Naomi Campbell (Photo: @naomi/Instagram)

Her blunt disposition has long been coverage fodder for the British press, which has not refrained from labeling her as “angry.” Vogue alludes to one interview in which the journalist appears to suggest that Campbell is somewhat responsible for not making the fashion industry more diverse. After she rebuts the idea “he questions why she is so ‘angry,’ and later even went so far as to describe her having ‘anger on a different level.’”

Campbell’s patience with the British press is tenuous, but she has gained a sense of perspective about such questioning.

“I understood exactly what angle [he] was going to come at, and that it would be combative. And I see the things newspapers go for,” she said. “I see they’d rather write some trash thing that you’ve done, rather than the good that you’ve done. When I was younger it used to upset me, but it doesn’t now—I’m not looking for those validations anymore. But I am still a little skeptical about doing interviews in England.”

When asked about navigating assumptions that her candid nature makes her an “angry Black woman” Campbell is characteristically forthright. “I am quite over it,” she says. “Is it now that we have permission to speak? Well, I have always spoken.”

She also now appears to have made the decision to speak out for all Black people, and not just for herself.

“There were a few things that I would do when I was younger that I was told were bad for my race,” Campbell says. “Now the things I do are not just for me anymore. I think more of my culture and my race, as opposed to thinking about just me.”

And though she is older, Campbell asserts that “nothing has changed,” about what she has to say or how she decides to say it. “Only that I know that I will have the support of my culture now when I speak.”

Campbell is not afraid to discuss the “racism problems” inherent in her home country, and indicated that Britain still has a lot soul-searching to do when it comes to race.

“I’d rather have racism be right in front of my face and know what I’m dealing with than to have it suppressed,” she said. “No disrespect to the country I was born in, but we need to dig it up and bring it up and deal with it. No more chucking it down the sides.”

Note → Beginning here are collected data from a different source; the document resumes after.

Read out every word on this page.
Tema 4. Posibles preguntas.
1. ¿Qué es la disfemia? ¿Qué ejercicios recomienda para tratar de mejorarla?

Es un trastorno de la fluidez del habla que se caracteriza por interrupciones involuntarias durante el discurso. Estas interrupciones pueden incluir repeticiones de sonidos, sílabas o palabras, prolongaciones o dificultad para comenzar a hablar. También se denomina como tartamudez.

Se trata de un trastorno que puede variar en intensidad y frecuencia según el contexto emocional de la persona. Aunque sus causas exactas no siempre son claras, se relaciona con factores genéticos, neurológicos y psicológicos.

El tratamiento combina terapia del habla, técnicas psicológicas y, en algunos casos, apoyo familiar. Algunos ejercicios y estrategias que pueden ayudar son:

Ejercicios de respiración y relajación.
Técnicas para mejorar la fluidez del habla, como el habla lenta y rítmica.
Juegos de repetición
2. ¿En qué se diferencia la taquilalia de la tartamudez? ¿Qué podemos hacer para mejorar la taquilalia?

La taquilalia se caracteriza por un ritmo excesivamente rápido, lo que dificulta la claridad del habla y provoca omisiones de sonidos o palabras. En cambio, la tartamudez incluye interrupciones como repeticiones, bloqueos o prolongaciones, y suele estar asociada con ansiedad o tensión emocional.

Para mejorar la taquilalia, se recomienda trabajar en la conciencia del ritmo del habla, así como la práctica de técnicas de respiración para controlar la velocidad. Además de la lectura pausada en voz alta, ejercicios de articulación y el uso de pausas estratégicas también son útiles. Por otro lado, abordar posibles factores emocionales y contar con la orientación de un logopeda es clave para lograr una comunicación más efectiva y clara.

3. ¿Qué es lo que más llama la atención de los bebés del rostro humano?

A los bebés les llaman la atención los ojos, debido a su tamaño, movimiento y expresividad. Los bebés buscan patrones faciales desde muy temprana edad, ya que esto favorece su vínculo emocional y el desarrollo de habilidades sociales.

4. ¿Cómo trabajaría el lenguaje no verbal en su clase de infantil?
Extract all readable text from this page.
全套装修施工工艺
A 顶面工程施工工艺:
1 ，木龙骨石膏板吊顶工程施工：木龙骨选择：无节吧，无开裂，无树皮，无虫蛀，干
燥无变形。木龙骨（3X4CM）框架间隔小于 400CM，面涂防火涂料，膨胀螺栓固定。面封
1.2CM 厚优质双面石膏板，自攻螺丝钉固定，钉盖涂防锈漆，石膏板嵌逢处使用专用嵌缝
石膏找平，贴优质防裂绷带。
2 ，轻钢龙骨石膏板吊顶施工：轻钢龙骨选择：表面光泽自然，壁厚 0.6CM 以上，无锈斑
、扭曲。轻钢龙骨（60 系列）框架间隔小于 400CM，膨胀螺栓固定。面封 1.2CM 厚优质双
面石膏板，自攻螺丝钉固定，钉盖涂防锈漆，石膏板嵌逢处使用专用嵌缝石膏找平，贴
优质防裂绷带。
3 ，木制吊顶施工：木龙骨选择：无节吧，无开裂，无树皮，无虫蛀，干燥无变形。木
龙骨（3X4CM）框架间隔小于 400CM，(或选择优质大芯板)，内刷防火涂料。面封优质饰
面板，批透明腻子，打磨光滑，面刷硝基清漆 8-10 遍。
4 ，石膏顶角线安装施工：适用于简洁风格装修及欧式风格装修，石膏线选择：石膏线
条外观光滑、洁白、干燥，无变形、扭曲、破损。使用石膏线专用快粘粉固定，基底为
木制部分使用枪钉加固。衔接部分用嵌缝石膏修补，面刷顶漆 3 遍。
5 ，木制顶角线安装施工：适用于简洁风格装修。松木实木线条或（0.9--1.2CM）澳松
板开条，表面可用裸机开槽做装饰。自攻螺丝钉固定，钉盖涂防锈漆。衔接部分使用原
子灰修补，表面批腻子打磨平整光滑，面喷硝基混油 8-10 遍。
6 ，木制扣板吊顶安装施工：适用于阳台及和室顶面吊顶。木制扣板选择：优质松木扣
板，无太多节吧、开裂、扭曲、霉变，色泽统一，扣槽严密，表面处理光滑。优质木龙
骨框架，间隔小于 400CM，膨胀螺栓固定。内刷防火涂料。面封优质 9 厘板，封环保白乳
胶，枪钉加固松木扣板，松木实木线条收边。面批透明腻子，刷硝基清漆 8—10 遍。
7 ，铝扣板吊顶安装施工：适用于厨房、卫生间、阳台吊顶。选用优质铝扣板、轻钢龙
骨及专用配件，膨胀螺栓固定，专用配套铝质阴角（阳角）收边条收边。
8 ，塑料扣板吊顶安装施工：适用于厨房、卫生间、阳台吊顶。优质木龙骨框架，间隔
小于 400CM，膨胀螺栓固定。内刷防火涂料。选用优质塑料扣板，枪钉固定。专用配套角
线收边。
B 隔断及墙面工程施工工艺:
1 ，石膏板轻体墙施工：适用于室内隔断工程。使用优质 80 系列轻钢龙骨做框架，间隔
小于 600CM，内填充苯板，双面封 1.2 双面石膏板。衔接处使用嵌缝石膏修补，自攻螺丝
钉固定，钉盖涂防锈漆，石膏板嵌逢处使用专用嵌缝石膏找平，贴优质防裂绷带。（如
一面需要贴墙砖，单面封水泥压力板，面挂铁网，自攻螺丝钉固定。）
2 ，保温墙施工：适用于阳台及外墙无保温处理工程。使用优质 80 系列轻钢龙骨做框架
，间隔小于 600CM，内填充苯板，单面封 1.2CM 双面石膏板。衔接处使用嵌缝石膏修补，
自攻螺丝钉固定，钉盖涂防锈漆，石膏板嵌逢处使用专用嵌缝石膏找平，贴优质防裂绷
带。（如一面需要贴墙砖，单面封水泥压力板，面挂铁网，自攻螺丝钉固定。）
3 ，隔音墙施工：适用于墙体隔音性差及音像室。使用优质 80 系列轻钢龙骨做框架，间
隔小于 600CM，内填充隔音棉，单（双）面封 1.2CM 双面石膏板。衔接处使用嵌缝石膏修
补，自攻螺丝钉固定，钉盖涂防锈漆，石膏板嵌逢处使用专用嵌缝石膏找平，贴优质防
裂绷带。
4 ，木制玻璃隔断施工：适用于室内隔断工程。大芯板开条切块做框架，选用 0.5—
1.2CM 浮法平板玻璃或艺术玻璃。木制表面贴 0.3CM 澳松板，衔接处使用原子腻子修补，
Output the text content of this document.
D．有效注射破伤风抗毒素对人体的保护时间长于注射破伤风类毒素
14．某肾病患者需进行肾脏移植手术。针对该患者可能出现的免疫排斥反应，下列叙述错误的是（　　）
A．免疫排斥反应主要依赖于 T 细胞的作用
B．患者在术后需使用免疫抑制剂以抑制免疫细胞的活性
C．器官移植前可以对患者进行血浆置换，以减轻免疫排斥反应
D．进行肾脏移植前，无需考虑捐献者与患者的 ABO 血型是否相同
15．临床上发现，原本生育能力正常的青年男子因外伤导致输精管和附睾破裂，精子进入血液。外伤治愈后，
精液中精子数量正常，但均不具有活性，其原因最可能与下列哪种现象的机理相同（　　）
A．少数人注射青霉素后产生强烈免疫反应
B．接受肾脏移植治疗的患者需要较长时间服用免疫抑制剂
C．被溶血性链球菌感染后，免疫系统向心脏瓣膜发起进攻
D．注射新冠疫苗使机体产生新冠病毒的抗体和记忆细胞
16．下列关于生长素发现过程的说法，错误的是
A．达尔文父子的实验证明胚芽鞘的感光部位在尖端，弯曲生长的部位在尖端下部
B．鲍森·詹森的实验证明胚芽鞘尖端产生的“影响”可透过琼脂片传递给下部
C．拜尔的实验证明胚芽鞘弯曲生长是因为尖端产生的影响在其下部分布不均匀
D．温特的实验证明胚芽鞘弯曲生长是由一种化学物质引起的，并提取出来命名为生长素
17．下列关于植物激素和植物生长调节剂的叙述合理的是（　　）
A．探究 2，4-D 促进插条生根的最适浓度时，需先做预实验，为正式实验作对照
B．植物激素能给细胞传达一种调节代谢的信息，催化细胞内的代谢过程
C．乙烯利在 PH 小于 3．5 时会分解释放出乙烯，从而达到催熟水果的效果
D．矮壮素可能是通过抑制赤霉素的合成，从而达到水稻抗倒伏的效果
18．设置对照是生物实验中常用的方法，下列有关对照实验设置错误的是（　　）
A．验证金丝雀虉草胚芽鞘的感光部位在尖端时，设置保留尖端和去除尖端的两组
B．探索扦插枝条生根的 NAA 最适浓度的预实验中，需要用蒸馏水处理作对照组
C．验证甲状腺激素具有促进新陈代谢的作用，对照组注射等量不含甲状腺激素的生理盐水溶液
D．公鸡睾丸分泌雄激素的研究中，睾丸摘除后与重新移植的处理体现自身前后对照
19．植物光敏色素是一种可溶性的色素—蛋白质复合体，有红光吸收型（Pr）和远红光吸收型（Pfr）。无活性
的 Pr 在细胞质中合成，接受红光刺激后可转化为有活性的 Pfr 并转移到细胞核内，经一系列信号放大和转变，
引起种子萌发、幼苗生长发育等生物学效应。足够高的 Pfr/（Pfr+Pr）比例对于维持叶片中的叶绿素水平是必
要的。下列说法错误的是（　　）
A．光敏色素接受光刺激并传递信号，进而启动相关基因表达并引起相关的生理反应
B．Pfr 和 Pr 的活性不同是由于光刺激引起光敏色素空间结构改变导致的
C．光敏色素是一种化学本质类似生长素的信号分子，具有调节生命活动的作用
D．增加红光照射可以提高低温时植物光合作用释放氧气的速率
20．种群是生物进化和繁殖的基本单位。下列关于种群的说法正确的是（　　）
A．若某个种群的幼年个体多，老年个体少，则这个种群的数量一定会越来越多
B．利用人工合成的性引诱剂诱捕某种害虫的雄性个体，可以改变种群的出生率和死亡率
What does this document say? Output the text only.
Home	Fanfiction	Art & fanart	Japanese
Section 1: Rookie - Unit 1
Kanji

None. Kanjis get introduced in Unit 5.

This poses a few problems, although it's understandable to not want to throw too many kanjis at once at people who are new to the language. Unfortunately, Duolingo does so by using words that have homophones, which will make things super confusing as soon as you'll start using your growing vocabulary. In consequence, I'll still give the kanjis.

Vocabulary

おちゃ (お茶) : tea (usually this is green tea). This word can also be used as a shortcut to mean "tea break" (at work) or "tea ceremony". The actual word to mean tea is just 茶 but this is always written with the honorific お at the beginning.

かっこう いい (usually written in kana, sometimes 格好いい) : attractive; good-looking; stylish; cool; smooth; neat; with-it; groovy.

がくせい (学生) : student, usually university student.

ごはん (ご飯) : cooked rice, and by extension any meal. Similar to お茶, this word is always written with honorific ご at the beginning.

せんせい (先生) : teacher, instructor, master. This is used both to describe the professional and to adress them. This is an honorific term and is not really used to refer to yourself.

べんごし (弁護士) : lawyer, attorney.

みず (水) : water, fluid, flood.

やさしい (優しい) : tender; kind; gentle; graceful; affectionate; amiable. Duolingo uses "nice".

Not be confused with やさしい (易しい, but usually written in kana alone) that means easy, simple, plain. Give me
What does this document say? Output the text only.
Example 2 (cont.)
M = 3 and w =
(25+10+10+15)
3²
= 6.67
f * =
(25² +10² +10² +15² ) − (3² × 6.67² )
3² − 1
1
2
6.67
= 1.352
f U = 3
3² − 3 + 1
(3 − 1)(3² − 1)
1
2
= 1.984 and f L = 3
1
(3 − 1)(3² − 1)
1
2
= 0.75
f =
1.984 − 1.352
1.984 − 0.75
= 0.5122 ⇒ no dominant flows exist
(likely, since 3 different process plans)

“They haven’t learned to be not-racist, period!”

Along with advocating and action, Campbell said that in order to reconcile so much of the discrimination and prejudice that has persisted throughout history, some gesture of recompense should be made.

“I think as a generation, as a whole, can we get reparations for our culture, for what we’ve been through?” she asked.

“I absolutely believe we are going to get the positive outcome we deserve. But we have to do our work in making sure we get it. I think reparations are important for the people to really see that this is something that’s been taken seriously.”